In addition to (or perhaps instead of) the tests you added to RelOptRulesTest, can you add tests to RexProgramTest.testSimplify? These tests are more specific and easier to write and debug than RelOptRulesTest tests.
Can you review null semantics carefully? "a > 5" is not equivalent to "NOT(a <= 5)" when there are nulls involved. There's not an easy solution. Usually boolean expressions have an implicit "... IS TRUE" so it doesn't matter, but it's hard to be sure you're in that situation. NullSafeVisitor may help, by making null semantics explicit; after NullSafeVisitor has made a pass, a would be converted to CAST(a AS ... NOT NULL) and therefore you can see that nulls are not in play.
Do the HashSets in simplifyAnd2 make the behavior non-deterministic? (How ironic.) For instance, you iterate over notNullOperands.
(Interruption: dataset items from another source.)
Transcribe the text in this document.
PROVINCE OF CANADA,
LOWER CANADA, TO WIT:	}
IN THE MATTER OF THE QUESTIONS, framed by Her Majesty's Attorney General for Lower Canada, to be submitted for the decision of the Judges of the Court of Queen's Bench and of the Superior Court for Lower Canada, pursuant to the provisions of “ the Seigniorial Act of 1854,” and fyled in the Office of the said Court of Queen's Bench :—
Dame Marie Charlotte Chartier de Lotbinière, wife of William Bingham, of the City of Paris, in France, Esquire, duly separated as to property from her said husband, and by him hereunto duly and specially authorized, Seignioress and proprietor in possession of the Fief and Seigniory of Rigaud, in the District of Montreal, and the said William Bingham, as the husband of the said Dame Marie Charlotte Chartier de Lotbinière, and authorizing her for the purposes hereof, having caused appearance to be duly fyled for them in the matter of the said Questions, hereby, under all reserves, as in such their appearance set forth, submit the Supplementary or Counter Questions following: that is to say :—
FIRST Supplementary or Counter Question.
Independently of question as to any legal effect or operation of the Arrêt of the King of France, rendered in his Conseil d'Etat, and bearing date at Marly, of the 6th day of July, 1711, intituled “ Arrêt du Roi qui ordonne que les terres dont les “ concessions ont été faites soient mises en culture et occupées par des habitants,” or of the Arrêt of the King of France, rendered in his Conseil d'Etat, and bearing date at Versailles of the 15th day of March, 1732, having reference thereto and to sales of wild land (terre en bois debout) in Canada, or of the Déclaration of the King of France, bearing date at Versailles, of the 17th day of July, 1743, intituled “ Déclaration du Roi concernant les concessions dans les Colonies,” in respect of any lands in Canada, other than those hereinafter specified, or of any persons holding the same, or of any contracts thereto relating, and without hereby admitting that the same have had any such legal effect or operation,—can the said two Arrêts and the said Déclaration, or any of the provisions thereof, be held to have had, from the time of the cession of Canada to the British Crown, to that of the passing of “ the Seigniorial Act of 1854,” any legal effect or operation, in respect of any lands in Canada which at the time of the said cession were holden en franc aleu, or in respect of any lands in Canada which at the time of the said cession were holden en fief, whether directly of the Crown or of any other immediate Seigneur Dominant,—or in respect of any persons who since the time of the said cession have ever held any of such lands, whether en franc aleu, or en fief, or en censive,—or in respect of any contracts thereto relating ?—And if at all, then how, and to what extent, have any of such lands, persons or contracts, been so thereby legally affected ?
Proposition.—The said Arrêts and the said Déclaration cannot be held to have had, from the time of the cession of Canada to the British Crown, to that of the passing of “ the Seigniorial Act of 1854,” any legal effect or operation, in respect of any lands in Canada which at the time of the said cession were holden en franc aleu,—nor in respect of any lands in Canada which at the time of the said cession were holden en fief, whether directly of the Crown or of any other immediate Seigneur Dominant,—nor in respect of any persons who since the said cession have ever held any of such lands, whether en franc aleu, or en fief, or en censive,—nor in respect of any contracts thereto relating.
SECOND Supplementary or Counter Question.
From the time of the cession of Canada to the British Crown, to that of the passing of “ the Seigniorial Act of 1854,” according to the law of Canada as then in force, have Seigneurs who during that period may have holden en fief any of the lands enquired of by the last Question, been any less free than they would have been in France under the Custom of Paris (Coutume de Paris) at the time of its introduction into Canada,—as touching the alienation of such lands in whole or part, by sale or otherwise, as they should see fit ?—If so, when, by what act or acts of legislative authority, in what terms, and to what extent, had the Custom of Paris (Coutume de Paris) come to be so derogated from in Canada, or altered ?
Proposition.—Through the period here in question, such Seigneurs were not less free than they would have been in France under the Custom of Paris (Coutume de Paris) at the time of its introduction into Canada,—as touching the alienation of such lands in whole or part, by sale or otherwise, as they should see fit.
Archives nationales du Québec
There's LinkedHashSet but also consider using the humble ArrayList (it's cheap). I don't know whether you expect to see term lists of a size where O( n ) contains would be a problem.
Since RexNode doesn't override equals and hashCode maybe you should be building sets of strings.
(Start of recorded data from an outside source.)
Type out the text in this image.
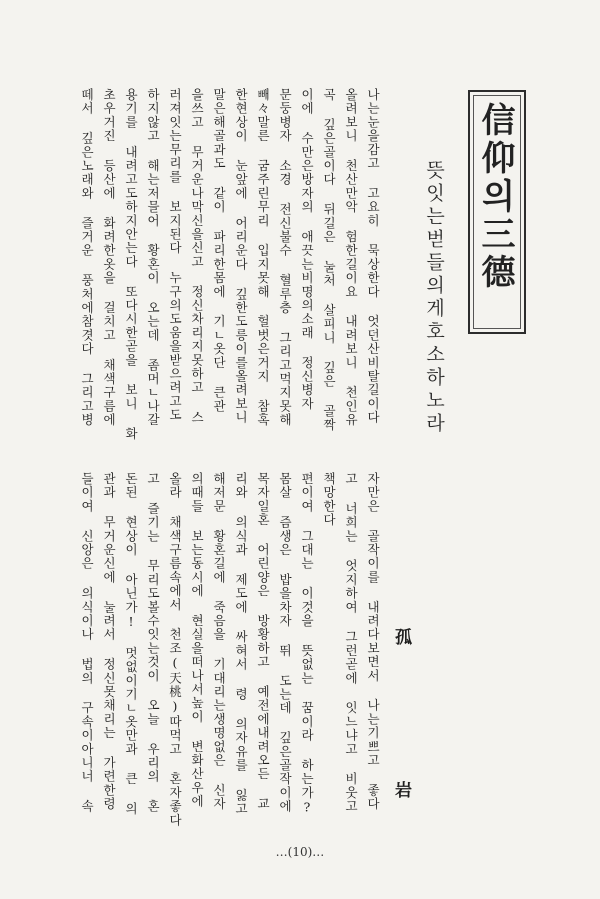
信仰의三德
뜻잇는벋들의게호소하노라
孤 岩
나는눈을감고 고요히 묵상한다 엇던산비탈길이다
올려보니 천산만악 험한길이요 내려보니 천인유
곡 깊은골이다 뒤길은 눌처 살피니 깊은 골짝
이에 수만은방자의 애끗는비명의소래 정신병자
문둥병자 소경 전신불수 혈루층 그리고먹지못해
빼々말른 굼주린무리 입지못해 헐벗은거지 참혹
한현상이 눈앞에 어리운다 깊한도릉이를올려보니
말은해골과도 같이 파리한몸에 기ㄴ옷단 큰관
을쓰고 무거운나막신을신고 정신차리지못하고 스
러져잇는무리를 보지된다 누구의도움을받으려고도
하지않고 해는저믈어 황혼이 오는데 좀머ㄴ나갈
용기를 내려고도하지안는다 또다시한곧을 보니 화
초우거진 등산에 화려한옷을 걸치고 채색구름에
떼서 깊은노래와 즐거운 풍처에참겻다 그리고병
자만은 골작이를 내려다보면서 나는기쁘고 좋다
고 너희는 엇지하여 그런곧에 잇느냐고 비웃고
책망한다
편이여 그대는 이것을 뜻없는 꿈이라 하는가?
몸살 즘생은 밥을차자 뛰 도는데 깊은골작이에
목자일혼 어린양은 방황하고 예전에내려오든 교
리와 의식과 제도에 싸혀서 령 의자유를 잃고
해저문 황혼길에 죽음을 기대리는생명없은 신자
의때들 보는동시에 현실을떠나서높이 변화산우에
올라 채색구름속에서 천조(天桃)따먹고 혼자좋다
고 즐기는 무리도볼수잇는것이 오늘 우리의 혼
돈된 현상이 아닌가! 멋없이기ㄴ옷만과 큰 의
관과 무거운신에 눌려서 정신못채리는 가련한령
들이여 신앙은 의식이나 법의 구속이아니너 속
…(10)…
Your RexUtil.negate(RexCall) method does the same thing as NullSafeVisitor.negate(RexCall call) that I just added. Can you please combine. (Your negate method returns null in theory but not in practice. It should stop being wimpy and just throw.)
Similarly, your RexUtil.invert method should leverage SqlKind.reverse or RexImplicationChecker.InputUsageFinder.reverse.
On a couple of occasions you write termsSet.containsAll(new HashSet(collection)) where you could write termsSet.containsAll(collection).